O IDF investiga suas atividades e tira lições de eventos operacionais, incluindo o trágico evento da morte acidental dos falecidos Yotam Haim, Alon Shamriz e Samer Talalka. As lições aprendidas com a investigação do incidente foram transmitidas às forças de combate no campo para evitar a repetição desse tipo de incidente no futuro.

Como parte da destruição das capacidades militares do Hamas, surge uma necessidade operacional, entre outras coisas, de destruir ou atacar edifícios onde a organização terrorista coloca infraestrutura de combate. Isso também inclui edifícios que o Hamas regularmente converte para combate. Enquanto isso, o Hamas faz uso militar sistemático de edifícios públicos que deveriam ser usados para fins civis. As ordens do exército regulam o processo de aprovação, de modo que danos a locais sensíveis devem ser aprovados por comandantes seniores que levam em consideração o impacto dos danos à estrutura na população civil, e isso diante da necessidade militar de atacar ou demolir a estrutura. A tomada de decisão desses comandantes seniores é feita de maneira ordenada e equilibrada.

A queima de edifícios que não seja necessária para fins operacionais é contra as ordens do exército e os valores do IDF.

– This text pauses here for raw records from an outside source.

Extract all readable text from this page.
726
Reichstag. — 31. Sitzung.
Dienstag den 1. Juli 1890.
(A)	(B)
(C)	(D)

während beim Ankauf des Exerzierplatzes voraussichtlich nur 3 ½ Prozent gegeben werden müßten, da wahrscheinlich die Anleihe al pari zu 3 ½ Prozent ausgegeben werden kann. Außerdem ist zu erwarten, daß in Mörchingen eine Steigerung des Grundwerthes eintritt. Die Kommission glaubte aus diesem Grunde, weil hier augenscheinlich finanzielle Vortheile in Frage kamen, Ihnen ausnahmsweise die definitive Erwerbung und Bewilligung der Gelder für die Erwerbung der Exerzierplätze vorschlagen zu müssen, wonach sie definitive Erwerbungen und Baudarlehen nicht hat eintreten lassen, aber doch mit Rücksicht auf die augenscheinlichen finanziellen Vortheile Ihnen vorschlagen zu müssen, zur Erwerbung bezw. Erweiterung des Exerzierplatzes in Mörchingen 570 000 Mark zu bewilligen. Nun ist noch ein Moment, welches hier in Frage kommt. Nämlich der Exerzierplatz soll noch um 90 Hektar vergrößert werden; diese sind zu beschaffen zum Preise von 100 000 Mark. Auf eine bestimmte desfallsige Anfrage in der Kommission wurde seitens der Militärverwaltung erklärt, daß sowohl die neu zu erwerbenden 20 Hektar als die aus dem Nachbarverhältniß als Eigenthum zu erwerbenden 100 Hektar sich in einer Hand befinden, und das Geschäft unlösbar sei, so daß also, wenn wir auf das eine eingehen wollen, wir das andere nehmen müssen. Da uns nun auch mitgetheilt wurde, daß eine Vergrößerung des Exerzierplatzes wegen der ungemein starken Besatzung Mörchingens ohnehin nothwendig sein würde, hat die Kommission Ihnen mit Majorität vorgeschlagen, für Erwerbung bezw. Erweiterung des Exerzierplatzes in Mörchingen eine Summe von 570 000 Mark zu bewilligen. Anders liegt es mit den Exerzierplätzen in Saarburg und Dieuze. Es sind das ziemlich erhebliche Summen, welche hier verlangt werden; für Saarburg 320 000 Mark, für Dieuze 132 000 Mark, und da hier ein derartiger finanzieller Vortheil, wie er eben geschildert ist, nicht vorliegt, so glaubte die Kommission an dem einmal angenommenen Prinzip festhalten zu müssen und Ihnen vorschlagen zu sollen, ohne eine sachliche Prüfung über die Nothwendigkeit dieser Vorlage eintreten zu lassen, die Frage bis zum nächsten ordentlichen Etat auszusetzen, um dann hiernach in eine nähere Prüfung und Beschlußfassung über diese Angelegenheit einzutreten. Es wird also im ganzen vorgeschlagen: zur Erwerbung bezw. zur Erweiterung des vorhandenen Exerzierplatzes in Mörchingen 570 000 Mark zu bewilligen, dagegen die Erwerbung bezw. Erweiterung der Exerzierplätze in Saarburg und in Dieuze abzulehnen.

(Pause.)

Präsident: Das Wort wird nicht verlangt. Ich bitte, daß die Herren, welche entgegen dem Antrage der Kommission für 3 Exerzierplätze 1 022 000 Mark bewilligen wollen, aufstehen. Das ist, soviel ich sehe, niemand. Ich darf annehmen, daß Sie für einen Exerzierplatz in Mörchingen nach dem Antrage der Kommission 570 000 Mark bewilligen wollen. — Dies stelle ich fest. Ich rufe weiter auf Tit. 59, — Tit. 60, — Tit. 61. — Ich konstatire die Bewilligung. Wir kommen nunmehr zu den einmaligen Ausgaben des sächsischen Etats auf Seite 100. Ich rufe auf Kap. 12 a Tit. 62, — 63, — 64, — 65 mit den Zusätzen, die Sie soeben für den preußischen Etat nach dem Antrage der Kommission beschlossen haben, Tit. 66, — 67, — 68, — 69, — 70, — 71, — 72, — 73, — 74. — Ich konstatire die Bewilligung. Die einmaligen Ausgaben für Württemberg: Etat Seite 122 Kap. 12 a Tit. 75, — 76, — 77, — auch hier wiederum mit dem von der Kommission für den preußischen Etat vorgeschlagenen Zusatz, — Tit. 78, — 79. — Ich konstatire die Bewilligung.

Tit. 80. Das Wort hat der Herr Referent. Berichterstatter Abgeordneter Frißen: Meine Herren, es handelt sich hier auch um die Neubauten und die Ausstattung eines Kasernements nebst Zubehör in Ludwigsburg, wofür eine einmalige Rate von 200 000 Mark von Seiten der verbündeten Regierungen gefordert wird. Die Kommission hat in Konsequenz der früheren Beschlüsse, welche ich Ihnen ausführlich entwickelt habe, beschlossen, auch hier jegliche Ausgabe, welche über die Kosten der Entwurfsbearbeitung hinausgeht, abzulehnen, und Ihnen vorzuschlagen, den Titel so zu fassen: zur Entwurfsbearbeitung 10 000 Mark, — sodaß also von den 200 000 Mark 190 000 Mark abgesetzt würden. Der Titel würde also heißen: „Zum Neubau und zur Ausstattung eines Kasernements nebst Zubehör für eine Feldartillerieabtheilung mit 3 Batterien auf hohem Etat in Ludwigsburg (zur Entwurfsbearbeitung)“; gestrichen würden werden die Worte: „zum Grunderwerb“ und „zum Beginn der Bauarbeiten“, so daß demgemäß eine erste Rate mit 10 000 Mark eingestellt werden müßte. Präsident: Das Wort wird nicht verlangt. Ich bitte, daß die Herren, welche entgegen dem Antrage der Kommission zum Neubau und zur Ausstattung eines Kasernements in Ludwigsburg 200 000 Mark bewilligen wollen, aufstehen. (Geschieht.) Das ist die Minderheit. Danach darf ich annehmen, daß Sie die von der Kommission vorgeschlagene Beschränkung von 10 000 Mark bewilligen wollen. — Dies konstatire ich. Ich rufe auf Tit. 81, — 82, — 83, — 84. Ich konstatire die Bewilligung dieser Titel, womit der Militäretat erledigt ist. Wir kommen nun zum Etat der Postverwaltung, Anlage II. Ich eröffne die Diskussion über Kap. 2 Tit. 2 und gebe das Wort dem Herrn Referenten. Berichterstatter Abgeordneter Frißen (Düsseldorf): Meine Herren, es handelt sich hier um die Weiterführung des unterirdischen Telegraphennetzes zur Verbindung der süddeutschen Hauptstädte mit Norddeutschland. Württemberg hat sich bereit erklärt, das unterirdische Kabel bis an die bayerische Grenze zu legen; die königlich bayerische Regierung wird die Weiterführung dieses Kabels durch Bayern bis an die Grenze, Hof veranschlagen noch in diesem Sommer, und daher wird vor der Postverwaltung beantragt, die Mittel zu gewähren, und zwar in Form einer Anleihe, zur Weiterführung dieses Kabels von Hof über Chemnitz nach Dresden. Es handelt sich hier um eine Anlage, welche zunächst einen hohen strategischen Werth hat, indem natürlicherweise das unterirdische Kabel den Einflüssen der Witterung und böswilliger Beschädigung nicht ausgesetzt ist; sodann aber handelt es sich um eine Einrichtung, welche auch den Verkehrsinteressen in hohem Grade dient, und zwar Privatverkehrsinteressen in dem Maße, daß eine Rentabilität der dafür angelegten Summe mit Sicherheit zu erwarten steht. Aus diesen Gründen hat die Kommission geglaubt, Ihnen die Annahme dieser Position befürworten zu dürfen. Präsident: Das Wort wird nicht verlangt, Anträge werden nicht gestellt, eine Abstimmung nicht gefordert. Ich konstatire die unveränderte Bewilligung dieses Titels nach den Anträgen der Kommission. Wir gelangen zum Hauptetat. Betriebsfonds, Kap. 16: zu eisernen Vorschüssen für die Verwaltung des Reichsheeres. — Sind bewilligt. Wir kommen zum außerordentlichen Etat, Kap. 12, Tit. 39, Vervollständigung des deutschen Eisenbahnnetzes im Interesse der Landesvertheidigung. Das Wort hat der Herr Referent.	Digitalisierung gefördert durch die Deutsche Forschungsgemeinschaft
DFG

No âmbito dos combates e sujeito às ordens do exército, é possível usar propriedade inimiga para fins militares essenciais, bem como tomar propriedade das organizações terroristas sujeitas a ordens como despojos de guerra. Ao mesmo tempo, tomar propriedade para fins privados constitui pilhagem e é proibido de acordo com a Lei de Jurisdição Militar. Incidentes em que as forças agiram não de acordo com as ordens e a lei serão investigados.”